Richard Youngs - Stormcrash
(No Fans, 2012)

A significant record for reconnecting Youngs to the source – though he’d released cassettes and CD-Rs on No Fans, this was the first vinyl since the original trilogy of LAKE, Advent and New Angloid Sound. Each sidelong suite has songs folding into each other, the odd, unrelenting spine of the album – its long, album-length guitar solo – providing an unstable core for instruments to coalesce around, or more often, rub against in friction. Stormcrash is an essay in frustration of expectations, and of single-minded pursuit of something inexplicably other, from the whinnying electronic alarm that courses through the album’s opening moments, to the consumptive cries of Youngs’ vocals, distorted and breathless, much like Michael Morley of The Dead C.

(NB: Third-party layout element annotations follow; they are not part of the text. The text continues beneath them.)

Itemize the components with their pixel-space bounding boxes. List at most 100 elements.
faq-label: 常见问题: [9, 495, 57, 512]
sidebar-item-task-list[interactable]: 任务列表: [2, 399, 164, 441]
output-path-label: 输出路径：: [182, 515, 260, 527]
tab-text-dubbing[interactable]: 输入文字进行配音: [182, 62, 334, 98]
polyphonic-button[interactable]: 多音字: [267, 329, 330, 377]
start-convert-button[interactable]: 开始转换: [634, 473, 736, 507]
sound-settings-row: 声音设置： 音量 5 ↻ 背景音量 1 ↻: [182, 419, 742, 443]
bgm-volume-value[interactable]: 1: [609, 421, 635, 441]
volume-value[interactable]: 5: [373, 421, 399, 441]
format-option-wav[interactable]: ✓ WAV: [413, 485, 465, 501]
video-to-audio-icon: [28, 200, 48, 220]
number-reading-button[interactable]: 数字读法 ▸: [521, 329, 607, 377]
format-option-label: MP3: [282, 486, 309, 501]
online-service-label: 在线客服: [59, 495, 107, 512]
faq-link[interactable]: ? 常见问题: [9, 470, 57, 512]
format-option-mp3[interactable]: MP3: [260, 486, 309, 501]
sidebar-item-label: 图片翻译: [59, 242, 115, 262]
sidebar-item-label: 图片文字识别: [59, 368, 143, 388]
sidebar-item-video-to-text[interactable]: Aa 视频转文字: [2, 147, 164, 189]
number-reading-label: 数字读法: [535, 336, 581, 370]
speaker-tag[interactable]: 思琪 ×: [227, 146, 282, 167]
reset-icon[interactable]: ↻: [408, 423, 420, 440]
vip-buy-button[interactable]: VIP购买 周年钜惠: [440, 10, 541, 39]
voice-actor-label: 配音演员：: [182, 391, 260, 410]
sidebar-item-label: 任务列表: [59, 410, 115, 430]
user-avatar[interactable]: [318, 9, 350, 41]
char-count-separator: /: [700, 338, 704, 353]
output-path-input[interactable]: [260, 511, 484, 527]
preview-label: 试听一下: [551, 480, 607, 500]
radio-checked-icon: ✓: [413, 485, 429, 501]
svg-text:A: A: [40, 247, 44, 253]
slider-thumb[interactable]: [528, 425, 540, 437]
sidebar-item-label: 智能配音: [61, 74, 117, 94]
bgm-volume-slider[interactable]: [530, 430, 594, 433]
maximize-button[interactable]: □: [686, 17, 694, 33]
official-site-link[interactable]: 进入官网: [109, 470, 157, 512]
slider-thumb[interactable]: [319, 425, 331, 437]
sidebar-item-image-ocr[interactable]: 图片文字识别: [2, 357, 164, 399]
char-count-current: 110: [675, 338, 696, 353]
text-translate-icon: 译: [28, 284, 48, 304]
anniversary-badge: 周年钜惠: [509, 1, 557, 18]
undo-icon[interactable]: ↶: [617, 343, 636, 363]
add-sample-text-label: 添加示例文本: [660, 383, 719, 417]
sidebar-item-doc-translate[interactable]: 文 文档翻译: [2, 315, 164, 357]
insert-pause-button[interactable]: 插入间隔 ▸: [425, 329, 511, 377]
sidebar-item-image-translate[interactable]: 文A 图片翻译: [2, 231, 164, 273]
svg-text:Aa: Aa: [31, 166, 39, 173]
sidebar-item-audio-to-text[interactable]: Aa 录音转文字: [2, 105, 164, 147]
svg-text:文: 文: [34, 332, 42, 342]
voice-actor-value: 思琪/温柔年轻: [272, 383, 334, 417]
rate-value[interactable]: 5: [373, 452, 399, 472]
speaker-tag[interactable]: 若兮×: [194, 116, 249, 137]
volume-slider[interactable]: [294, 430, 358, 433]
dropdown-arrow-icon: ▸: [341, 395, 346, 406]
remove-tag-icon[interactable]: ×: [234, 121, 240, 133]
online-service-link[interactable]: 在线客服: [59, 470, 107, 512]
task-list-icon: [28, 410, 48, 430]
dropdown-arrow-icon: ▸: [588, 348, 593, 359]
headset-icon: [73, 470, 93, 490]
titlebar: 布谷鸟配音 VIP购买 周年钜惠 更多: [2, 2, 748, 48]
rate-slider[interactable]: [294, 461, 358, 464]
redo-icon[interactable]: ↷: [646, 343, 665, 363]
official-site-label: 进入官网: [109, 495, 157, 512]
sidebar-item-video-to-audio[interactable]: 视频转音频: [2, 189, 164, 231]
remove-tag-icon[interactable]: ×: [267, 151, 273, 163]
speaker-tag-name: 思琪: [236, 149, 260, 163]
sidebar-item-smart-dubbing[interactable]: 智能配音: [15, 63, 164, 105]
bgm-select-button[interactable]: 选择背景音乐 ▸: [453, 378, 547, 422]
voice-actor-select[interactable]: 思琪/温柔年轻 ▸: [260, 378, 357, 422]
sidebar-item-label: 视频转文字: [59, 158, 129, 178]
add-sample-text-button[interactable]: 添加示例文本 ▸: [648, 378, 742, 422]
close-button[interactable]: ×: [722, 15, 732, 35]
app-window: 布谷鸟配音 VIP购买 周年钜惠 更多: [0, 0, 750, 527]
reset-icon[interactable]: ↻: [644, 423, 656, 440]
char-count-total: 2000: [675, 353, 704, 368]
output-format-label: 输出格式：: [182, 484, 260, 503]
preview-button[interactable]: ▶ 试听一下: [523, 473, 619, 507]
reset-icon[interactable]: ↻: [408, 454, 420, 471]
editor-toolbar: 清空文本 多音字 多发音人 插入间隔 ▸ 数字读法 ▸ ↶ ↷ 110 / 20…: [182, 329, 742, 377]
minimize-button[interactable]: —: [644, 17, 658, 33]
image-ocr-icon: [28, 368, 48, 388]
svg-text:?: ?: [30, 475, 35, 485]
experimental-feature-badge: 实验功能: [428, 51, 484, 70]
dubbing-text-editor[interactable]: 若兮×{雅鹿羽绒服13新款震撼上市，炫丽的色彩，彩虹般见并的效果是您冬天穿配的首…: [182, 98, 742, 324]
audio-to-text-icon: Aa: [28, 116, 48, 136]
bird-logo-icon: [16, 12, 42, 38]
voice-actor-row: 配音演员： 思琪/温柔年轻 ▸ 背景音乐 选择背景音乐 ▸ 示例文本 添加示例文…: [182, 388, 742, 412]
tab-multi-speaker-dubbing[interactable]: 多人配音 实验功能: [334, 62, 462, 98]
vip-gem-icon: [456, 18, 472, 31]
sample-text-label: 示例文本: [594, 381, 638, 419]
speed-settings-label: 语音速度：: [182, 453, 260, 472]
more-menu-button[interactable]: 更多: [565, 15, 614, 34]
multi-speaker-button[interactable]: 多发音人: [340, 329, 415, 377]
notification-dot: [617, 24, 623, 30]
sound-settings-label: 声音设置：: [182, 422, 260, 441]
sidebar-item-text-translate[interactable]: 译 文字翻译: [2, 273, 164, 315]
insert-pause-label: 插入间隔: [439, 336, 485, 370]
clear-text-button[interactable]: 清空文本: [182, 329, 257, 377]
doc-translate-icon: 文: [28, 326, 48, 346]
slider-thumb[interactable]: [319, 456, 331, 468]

Richard Youngs - Red Alphabet In The Snow
(Preserved Sound, 2014)

After a few years with a prodigious release schedule – he released six albums in 2013 alone – Youngs seemed to calm down a little last year. All the better to draw attention to Red Alphabet in the Snow, one of his most quietly powerful albums in some time. It’s built from see-sawing strings, tangling and winding together in unexpected ways, weaving around the simplest of chord shapes, with Youngs occasionally breaking into wordless vocal melodies that repeatedly shift the album into a different gear.

By the end of side two, things are oceanic, the listener peering out from the undergrowth as massed strings send phrases levitating across the carapace of night. There’s something redolent of the pastoralism of ’70s progressive rock in Red Alphabet in the Snow: perhaps, as an artist grows and the years pass, they move closer and closer to the true music of their heart. In this way, Red Alphabet… is Youngs at his most disarmed and disarming.